Florida Dom asked a lovely bunch of questions and we’ve covered 2/3rds of them. Here we’ll answer the final few, which were:
“What’s your favorite scene? Do you share scenes with any friends?”I will first admit that I’d been kneeling and obeying my Master for at least a few months before I’d ever finally learned what a “scene” is in this context. Master and I love to play, and honestly because our interactions are almost entirely online this magical concept of the “scene” is critical for us. In fact, our scenes can sometimes be something so conceptual that they become almost like a dramatic scene themselves, and these are the ones that most excite me.
Something else to admit before I answer the first question: I am someone who is incredibly turned on by humiliation. I mean INCREDIBLY so. The stories that most ‘turned my crank’ for years before I discovered just how wide my crank CAN turn usually contained kink the depth of which would make the Marquis de Sade blush and pee a little.
Early on Master suggested that, using his ability with hypnosis and my emensely suggestible mind, so eager to dance to his tune, we try turn my brains down. I said no. Or I said as close to “no” as I did then, which was mostly to look very obviously uncomfortable and wait for him to ask if I was ok with the idea. Because of my furrowed brow Master let the idea slide, but later he came back to it. I honestly don’t remember now whether I knew where that scene was going that day, but either way in a matter of minutes I sat before my camera giggling and jiggling and vapidly mewling about how much I wanted to suck cock. Anyone’s cock. His cock, of course, but if he said so I would have sucked 10 cocks of 10 strangers picked at random to make him happy.

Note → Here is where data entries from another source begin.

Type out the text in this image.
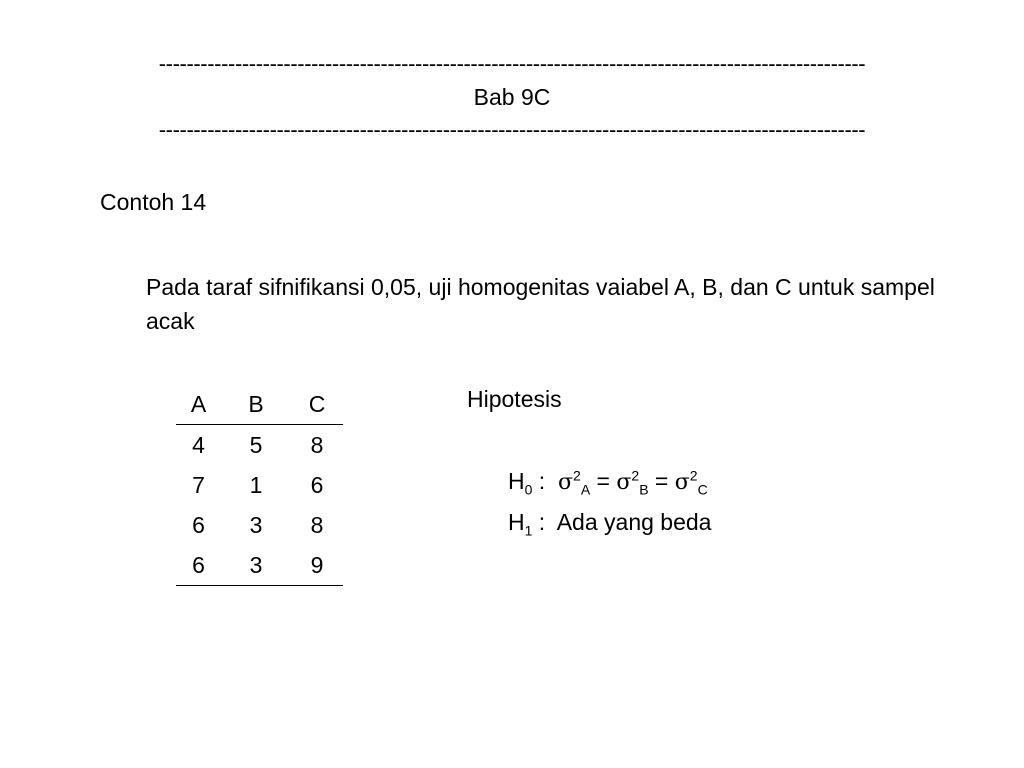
------------------------------------------------------------------------------------------------------
Bab 9C
------------------------------------------------------------------------------------------------------
Contoh 14
Pada taraf sifnifikansi 0,05, uji homogenitas vaiabel A, B, dan C untuk sampel acak
A	B	C
4	5	8
7	1	6
6	3	8
6	3	9
Hipotesis
$H_0$ :  $\sigma^2_A = \sigma^2_B = \sigma^2_C$
$H_1$ :  Ada yang beda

Master had turned the dial on my intelligence down and down and down until I struggled to spell four-letter words and pouted at the challenge of two plus two. He’d also turned up the dial on my sluttiness, so that I was easier to fuck than a $1 prostitute. But the best part was how these changes changed how my Master dealt with me. Even though I am his slave and he is my Master he normally treats me respectfully. We have decorum between us. But when he reduces me to his brainless, slutty bimbo he also enjoys treating me like one. When I can’t answer easy questions he patronizes me, saying things like “It’s ok, baby, it’s not like a slut like you needs to be able to think.” or “you know I like you brainless, slut.”
And then my cunt gushes in response and I giggle and touch myself and other things a bubble-headed fuckdoll does.
This may not be my favorite scene, but it’s one of them. In the same way that my submissive life is so far away from the way I live the rest of my life this scene is one of the few ways I can get even further from my real life. By letting Master actually transform me it reinforces his control, my surrender, and it makes me feel like every bizarre fantasy that might cross my mind is possible. Some day I’m sure I’ll tell you another one of those bizarre fantasies…
But as much as I love to share my scenes and stories with you, my eager readers, I have no friends with whom I can share this life.
My bff’s know that I’ve discovered a submissive side of myself, but no idea at all the scope of that submissive side. They don’t know that he can hypnotize me, or what things he does when my mind becomes his toy. They don’t know about my collars or my toys or my piercing or my blog. If they knew a tiny fraction of the things that now fill my life they’d fall over dead from the shock. The only friend I have with which to share some things, besides you guys, is a woman who wrote a story on the Erotic Mind Control Stories archive. I was impressed enough the first time that I read it that I felt compelled to write to her and we sparked an online friendship from there. I love having someone to whom I can occasionally gush about some amazing scene or moment, and she shows the level of enthusiasm a good friend should. But other than my mystery friend I have nobody to share my shades of kink with.
Now that we’re into April the questions are officially over, but I’ve really enjoyed answering them so I strongly, STRONGLY encourage others to ask more questions if they have them! And thanks again to Florida Dom for asking such a great batch of questions!
I know. I feel the same way. None of my friends know, and they'd go crazy if they did, or maybe I would. I know what you mean about the humiliation. As much as my "thinking" brain tells me I'd hate something, knowing someone was behind it, forcing me to do it makes the rest of my brain flush and blush and hum with desire.